Three months after Kelli Valade became Denny’s CEO, she took center stage in September at the chain’s annual franchise association convention.
The executive came away from the event with three major initiatives, including a swifter return to 24/7 operations—a battle Denny’s has faced for most of the pandemic.
As of November 1, almost 870 of the company’s 1,459 U.S. restaurants, or about 60 percent, are operating at 24/7. Same-store sales at these units consistently outperform limited-hour stores by mid-teen percentage points when comparing against 2019. They also bested the BBI family dining index in Q3 by more than 400 basis points versus three years ago. Valade made note that Denny’s current issue is similar to what the industry is facing overall. She pointed to Dataessential information that shows roughly 30 to 40 percent of full-service concepts that were open for late night before COVID have not returned to pre-pandemic operating hours. Another Dataessential study found casual-dining restaurants are open almost seven hours less compared to pre-COVID.
“We know guests want to return to normal behavior and have options for dining out late-night, and that’s good news for us,” Valade told investors during the company’s Q3 earnings call.

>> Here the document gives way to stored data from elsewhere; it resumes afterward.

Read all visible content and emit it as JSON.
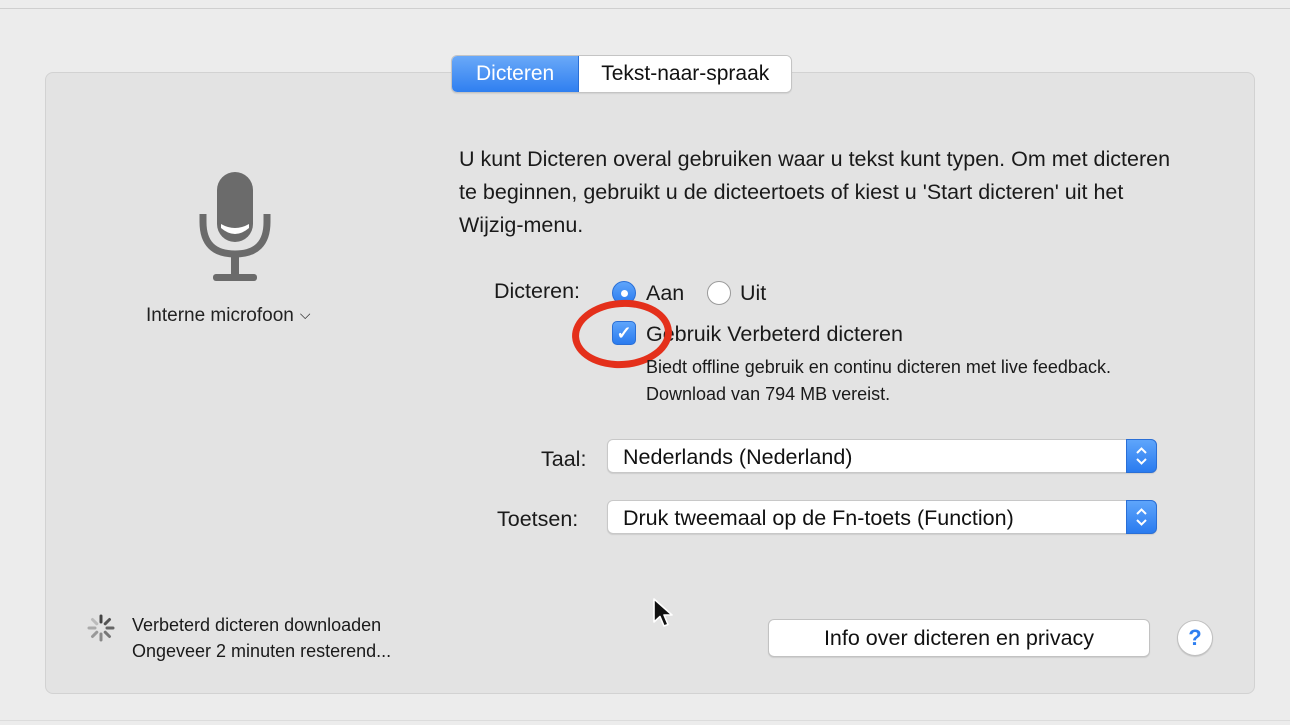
{
  "tabs": [
    {
      "label": "Dicteren",
      "active": true
    },
    {
      "label": "Tekst-naar-spraak",
      "active": false
    }
  ],
  "microphone": {
    "icon": "microphone-icon",
    "selected": "Interne microfoon",
    "dropdown_icon": "chevron-down-icon"
  },
  "description": "U kunt Dicteren overal gebruiken waar u tekst kunt typen. Om met dicteren te beginnen, gebruikt u de dicteertoets of kiest u 'Start dicteren' uit het Wijzig-menu.",
  "dictation": {
    "label": "Dicteren:",
    "options": [
      {
        "label": "Aan",
        "selected": true
      },
      {
        "label": "Uit",
        "selected": false
      }
    ]
  },
  "enhanced": {
    "checked": true,
    "label": "Gebruik Verbeterd dicteren",
    "note": "Biedt offline gebruik en continu dicteren met live feedback. Download van 794 MB vereist."
  },
  "language": {
    "label": "Taal:",
    "value": "Nederlands (Nederland)"
  },
  "shortcut": {
    "label": "Toetsen:",
    "value": "Druk tweemaal op de Fn-toets (Function)"
  },
  "status": {
    "line1": "Verbeterd dicteren downloaden",
    "line2": "Ongeveer 2 minuten resterend..."
  },
  "privacy_button": "Info over dicteren en privacy",
  "help_button": "?",
  "colors": {
    "accent": "#2f7ff0",
    "highlight": "#e4301b"
  }
}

Denny’s launched a modest financial incentive to encourage more franchisees to increase hours to 24/7. The program is tiered, meaning the sooner a store gets to 24/7, the more benefits realized by the operator. This offer will end in early 2023. After that, the brand will enforce its franchise agreement, which states 24/7 operations is mandatory. However, there are some exceptions, like safety, local ordinances, or other cases in which it doesn’t make sense to be 24/7. Roughly 5 percent of Denny’s U.S. system wasn’t 24/7 prior to the pandemic, so the company agreed to review late-night profitability on a case-by-case basis to determine whether more stores shouldn’t return to full operating hours. When this review process is finished, Valade estimated another 5 percent will not return to 24/7. In some cases, the chain has offered alternatives, like 24/3 or 24/4.
“Obviously the evidence is there, and the mounting evidence, it continues to be there in terms of the demand,” CFO Robert Verostek said. “We’ve highlighted that over and over again, but the conversation truly has shifted, given the evidence that we’ve done it at company restaurants, some best practices we’ve already shared with our virtual hiring events, and our recent campaigns. So the more we’ve demonstrated that, the more the conversations have shifted to, ‘OK, how do we get there?'”
This isn’t the first time Denny’s has tried financially motivating operators. It did so in Q4 2020, but admittedly, the timing wasn’t right, Verostek said.
“If you recall, what was happening back then is states weren’t even open,” the CFO said. “California didn’t even get open fully to on-prem business until really April of 2021. So the timing of that, while it was not ill-concepted, the timing wasn’t ideal to really get there. The reality is you fast forward two years and you get to the point that everybody’s open. Thankfully, in a way, COVID has really left the common everyday vernacular in large part. It really transitioned to this hyper inflation. So all of the limitations that we were experiencing two years ago really are not in place right now.”
Another priority, which directly relates to returning to 24/7, is improving staffing levels. Valade said labor at company stores is now comparable to pre-pandemic levels. Recent hires are showing strong results, and turnover figures are reducing. The brand has driven further participation by establishing a platform for virtual hiring events.
The third area of focus is driving profitability and sales through increasing value. In early September, the company rolled out All Day Diner Deals, a menu featuring 10 meals starting at $5.99 and ending at $10.59. Some examples include the Country Fried Steak Dinner, Fried Cheese Melt Sandwich, Two-Egg Moons Over My Hammy Omelette, and Plate Lickin’ Chicken Fried Chicken Dinner.
Denny’s U.S. same-store sales increased 1.5 percent in Q3 versus 2021 and grew 1.7 percent compared to 2019. Softer traffic felt at the end of Q2 extended into July, with inflationary pressures weighing on lower-end consumers. But through a combination of consumer confidence increasing in August and the new value menu in September, traffic has taken a positive turn. Denny’s average weekly sales per restaurant were $35,100 in Q3, which equates to $1.83 million in annualized AUV. That’s an improvement from $33,600 in Q3 2019.
“We are hearing some evidence of trade down from other higher-price brands into categories such as ours,” said John Miller, Denny’s former CEO. “Likely in the eventuality that this [economy] turns and it becomes more impactful to the economy, then there is some evidence that they’ll trade down. We were really, really excited therefore to launch that All Day Diner menu. And it is resonating.”
Off-premises sales remained strong in Q3 at roughly 20 percent, still up from the 12 percent seen before COVID. The Burger Den and The Metldown, Denny’s two virtual brands, are at a 3 percent mix. The Burger Den is active in more than 1,100 domestic locations, while The Meltdown is in more than 900 U.S. stores.
Denny’s opened eight franchised restaurants in Q3, including one international outlet and one for Keke’s Breakfast Cafe, which the company acquired for $82.5 million in July. The brunch concept has 53 stores, 45 of which are franchises. All locations are in Florida.